Meditó un segundo antes de continuar.
—Gottfried quería matar a mujeres y disfrazaba sus actos con algún tipo de razonamiento seudorreligioso. Pero Martin ni siquiera fingía tener una excusa. Estaba organizado y asesinaba sistemáticamente. Además, poseía dinero de sobra para invertir en su pasatiempo. Y era más listo que su padre. Cada vez que Gottfried dejaba un cadáver tras de sí, significaba que una investigación policial se abría y existía un riesgo de que alguien lo descubriera o, por lo menos, relacionara los distintos asesinatos.
—Martin Vanger construyó su chalé en los años setenta —dijo Lisbeth, pensativa.
—Creo que Henrik mencionó el año 1978. Probablemente encargó una cámara de seguridad para archivos importantes o cosas similares. Le construyeron una habitación sin ventanas, insonorizada, con una puerta blindada.
—Ha tenido la habitación durante veinticinco años.
Permanecieron callados un rato mientras Mikael pensó en los horrores que seguramente habrían tenido lugar en la idílica isla de Hedeby durante el último cuarto de siglo. Lisbeth no necesitó imaginarse nada de eso: había visto la colección de películas de vídeo. Advirtió que Mikael se estaba tocando el cuello inconscientemente.

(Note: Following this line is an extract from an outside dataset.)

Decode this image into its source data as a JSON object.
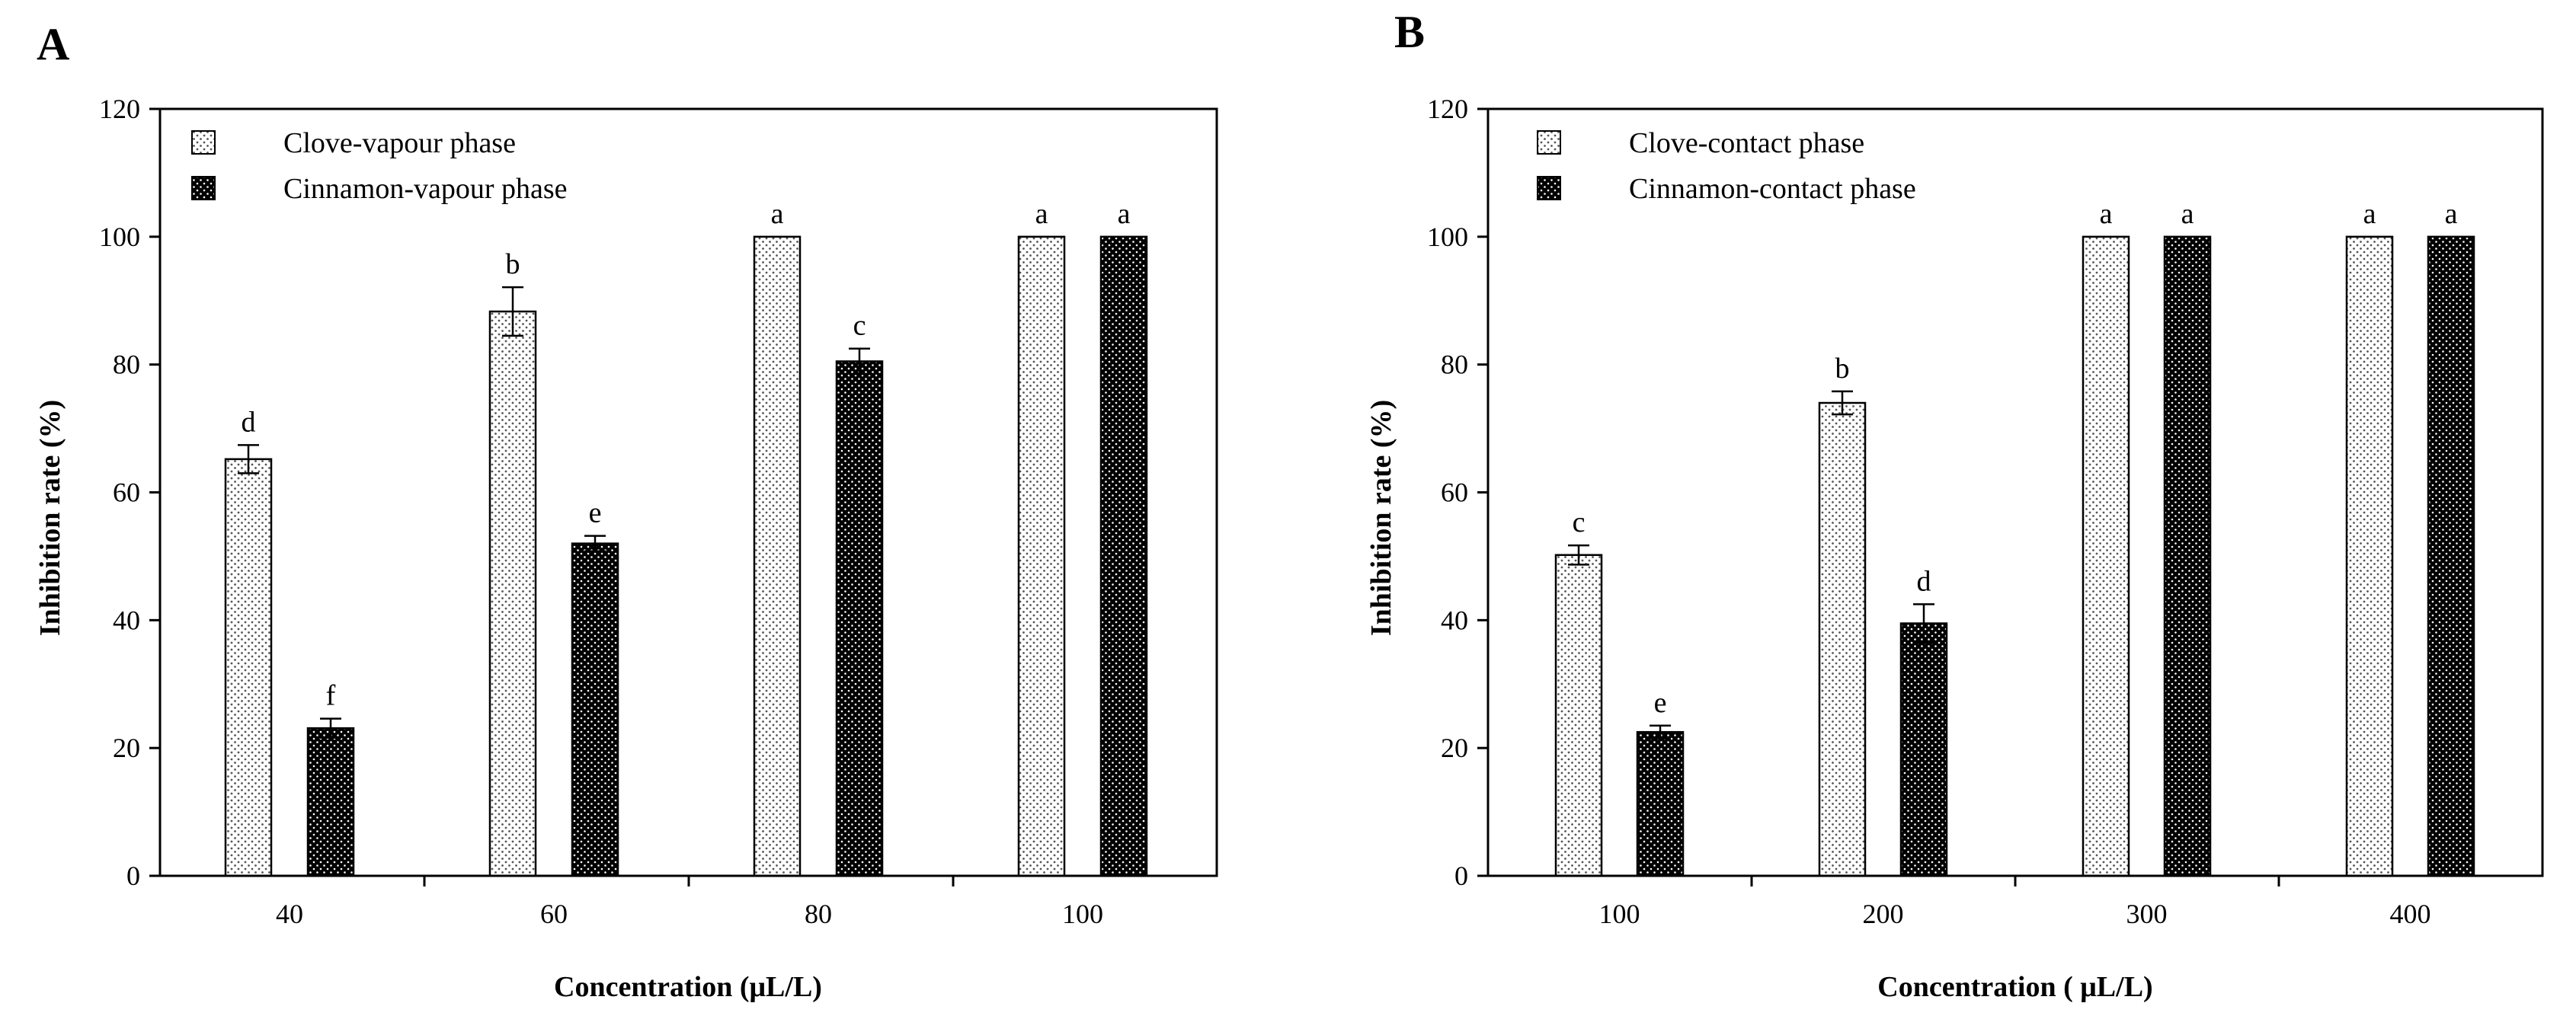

—Gottfried odiaba a las mujeres y enseñó a su hijo a odiarlas también, al mismo tiempo que lo violaba. Pero eso escondía algo más... Creo que Gottfried fantaseaba con la idea de que sus hijos compartieran su pervertida, por no decir algo peor, visión del mundo. Al preguntarle sobre Harriet, su propia hermana, Martin dijo: «Intentamos hablar con ella. Pero no era más que una simple puta; pensaba contárselo a Henrik».
Lisbeth asintió con la cabeza.
—Ya lo oí. Fue más o menos entonces cuando llegué al sótano. Eso significa que ya sabemos de qué iba a tratar su misteriosa conversación con Henrik.
Mikael frunció el ceño.
—No del todo. —Reflexionó un rato y prosiguió—: Piensa en la cronología. Ignoramos cuándo violó Gottfried a su hijo por primera vez, pero se lo llevó cuando asesinó a Lea Persson en Uddevalla, en 1962. Se ahogó en 1965. Antes, él y Martin intentaron «hablar» con Harriet. ¿Qué se deduce de ello?
—Que Gottfried no sólo abusó de Martin. También de Harriet.
Mikael asintió.
—Gottfried era el profesor. Martin el alumno. Harriet era su... ¿qué?... ¿su juguete?
—Gottfried le enseñó a Martin a follarse a su hermana —dijo Lisbeth, señalando las fotos polaroid—. Resulta difícil determinar su actitud partiendo de estas fotos, ya que no se le puede ver la cara, pero está claro que intenta ocultarse.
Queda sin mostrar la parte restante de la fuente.